Heinz credits its consumer-centric marketing and creations such as the "fridge-door-fit bottle" for making it the only major marketer in the stagnant $3 billion U.S. sandwich spread category to show any sales increase, albeit less than 1%.

Lack of innovation and consumer demand for healthier products means less use of ketchup, mustard and mayonnaise, according to a report by Packaged Facts, a division of Information Resources, Inc. The top players also include Kraft and Unilever.

A Heinz spokesperson agreed that lack of innovation has hurt the category, but said Heinz's increase (small as it was) was due to innovations made by the company in the last year. Sales of the new easier-to-hold-and-squeeze bottle style are up 40% year-over-year, he said. He credited the Heinz niche lifestyle portfolio, as well, which includes no-salt, organic, one-carb, and reduced-sugar ketchups.

Only 36 new product introductions occurred in the category between June 2005 and June 2006--most of which were launched by smaller players in the market--and this resulted in "little hope" of driving substantial market growth, according to the report.
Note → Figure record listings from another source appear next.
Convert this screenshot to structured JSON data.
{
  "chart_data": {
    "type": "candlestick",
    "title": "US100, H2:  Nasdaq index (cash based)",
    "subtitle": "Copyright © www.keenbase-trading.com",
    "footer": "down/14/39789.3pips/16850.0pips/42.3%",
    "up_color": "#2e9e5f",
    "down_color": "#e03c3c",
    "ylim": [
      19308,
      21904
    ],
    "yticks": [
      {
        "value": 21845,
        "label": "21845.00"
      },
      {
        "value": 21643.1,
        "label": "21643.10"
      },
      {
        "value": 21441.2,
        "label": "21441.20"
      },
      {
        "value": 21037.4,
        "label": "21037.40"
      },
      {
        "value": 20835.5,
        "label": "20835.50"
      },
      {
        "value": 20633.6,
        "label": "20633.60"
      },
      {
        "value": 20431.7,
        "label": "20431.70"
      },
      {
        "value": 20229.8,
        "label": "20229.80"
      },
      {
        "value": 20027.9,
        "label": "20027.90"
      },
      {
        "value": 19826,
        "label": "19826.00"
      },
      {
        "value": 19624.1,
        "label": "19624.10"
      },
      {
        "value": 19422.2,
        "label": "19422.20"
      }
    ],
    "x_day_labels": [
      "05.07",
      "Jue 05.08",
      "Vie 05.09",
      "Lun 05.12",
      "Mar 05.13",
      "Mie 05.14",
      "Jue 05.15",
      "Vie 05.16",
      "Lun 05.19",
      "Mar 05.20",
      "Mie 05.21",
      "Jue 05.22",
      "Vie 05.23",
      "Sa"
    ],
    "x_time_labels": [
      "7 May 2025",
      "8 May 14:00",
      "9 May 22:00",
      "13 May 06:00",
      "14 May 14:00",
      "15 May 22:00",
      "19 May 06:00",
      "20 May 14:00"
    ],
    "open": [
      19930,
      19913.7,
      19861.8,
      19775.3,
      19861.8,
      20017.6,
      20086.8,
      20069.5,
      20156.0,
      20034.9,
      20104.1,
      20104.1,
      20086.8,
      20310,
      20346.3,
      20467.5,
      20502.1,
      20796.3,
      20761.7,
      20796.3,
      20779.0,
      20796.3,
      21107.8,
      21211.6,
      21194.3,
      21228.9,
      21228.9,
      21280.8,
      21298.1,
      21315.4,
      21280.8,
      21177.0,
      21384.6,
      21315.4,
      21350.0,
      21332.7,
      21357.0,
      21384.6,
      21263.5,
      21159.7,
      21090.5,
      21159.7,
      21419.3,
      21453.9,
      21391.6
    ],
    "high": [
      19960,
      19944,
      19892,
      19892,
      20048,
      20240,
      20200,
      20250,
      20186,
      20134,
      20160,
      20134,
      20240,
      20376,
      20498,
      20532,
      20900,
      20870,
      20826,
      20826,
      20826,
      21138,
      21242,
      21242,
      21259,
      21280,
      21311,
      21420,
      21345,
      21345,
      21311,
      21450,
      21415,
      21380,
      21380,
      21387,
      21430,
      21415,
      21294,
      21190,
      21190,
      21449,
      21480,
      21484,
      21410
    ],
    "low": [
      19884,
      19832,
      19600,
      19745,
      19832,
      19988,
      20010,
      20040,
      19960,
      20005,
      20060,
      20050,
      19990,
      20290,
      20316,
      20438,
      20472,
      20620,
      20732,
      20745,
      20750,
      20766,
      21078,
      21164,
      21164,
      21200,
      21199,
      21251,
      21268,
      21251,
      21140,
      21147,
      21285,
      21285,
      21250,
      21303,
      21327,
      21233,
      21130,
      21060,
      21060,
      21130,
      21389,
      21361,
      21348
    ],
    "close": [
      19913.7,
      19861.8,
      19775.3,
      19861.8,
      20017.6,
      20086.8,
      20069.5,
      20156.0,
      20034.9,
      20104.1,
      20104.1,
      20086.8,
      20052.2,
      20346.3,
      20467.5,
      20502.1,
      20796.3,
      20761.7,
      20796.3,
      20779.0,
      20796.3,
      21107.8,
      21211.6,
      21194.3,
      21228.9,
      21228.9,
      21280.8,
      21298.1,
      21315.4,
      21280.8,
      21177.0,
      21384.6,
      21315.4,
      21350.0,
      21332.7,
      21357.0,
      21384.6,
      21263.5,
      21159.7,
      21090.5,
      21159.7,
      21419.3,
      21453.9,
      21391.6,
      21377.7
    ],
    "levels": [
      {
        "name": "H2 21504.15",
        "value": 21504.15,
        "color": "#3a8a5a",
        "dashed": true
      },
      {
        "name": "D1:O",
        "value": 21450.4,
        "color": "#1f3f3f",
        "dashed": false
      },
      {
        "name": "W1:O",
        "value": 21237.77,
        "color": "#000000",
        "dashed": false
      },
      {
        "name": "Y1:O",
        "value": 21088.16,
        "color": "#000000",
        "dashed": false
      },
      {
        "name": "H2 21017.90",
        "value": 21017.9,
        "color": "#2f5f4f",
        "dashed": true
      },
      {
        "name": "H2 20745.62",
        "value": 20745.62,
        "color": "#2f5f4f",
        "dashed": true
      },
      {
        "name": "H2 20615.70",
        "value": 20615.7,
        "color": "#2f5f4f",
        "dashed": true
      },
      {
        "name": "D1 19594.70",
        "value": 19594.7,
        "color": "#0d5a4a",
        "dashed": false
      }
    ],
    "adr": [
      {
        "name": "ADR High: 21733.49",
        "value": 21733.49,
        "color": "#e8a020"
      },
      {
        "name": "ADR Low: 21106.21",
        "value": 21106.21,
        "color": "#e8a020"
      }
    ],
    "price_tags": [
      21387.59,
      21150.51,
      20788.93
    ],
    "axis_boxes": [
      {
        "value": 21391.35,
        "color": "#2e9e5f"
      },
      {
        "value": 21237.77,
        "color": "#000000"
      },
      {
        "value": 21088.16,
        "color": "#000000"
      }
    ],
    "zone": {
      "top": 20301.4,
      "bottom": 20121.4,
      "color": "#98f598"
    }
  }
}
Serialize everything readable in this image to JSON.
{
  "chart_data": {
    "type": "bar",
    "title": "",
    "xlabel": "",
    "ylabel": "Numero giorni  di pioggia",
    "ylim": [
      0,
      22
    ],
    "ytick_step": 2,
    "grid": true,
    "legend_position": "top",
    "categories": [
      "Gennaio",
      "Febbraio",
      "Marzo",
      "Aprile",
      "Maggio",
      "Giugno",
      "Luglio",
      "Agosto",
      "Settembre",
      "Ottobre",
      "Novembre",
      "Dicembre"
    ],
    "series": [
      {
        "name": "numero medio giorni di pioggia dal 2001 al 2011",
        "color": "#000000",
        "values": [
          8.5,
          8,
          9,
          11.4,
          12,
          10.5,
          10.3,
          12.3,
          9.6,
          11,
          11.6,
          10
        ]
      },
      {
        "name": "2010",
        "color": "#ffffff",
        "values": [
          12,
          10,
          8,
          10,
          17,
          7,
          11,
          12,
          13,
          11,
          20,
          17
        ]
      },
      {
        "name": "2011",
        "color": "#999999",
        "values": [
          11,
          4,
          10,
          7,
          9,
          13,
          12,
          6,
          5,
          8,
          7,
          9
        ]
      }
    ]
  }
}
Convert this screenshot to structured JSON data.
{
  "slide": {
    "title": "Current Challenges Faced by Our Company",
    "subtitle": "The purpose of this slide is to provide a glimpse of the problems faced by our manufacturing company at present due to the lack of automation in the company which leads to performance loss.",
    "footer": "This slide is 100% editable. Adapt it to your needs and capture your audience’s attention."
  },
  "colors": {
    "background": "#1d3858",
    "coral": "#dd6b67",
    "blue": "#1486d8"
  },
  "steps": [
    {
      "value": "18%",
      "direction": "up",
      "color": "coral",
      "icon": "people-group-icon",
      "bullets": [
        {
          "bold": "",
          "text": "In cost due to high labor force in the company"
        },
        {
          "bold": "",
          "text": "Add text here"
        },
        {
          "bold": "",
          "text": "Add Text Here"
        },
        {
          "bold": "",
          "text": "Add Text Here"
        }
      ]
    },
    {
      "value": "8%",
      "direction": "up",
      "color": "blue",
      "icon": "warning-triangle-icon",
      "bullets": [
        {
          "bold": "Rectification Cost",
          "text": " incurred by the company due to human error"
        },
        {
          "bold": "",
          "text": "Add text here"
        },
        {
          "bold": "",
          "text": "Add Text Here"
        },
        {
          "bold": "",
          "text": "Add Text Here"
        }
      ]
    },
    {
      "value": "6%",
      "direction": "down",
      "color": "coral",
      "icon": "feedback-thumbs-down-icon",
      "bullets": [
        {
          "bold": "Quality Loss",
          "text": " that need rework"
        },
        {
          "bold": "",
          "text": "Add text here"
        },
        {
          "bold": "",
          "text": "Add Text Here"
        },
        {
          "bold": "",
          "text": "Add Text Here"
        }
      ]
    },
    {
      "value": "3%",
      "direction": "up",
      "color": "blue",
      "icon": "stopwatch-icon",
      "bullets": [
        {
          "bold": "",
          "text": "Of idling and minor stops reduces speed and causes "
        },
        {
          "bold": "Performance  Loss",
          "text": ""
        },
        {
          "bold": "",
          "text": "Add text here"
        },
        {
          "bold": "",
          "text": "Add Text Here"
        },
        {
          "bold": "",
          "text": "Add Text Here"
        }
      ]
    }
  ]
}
Further market declines have been held off by promoting health-conscious products such as lycopene-rich ketchup and low-fat mayonnaise, the report says. Meanwhile, upscale, gourmet, and organic variations have also helped to revive interest in the category.

"The emergence of 'healthier-for-you' spreads as well as ethnic-inspired and alcohol-infused spreads should keep the market from declining too badly," said Don Montuori, Packaged Facts publisher. But more innovation is necessary to keep up with America's more sophisticated palates and desire for exciting and novel flavors."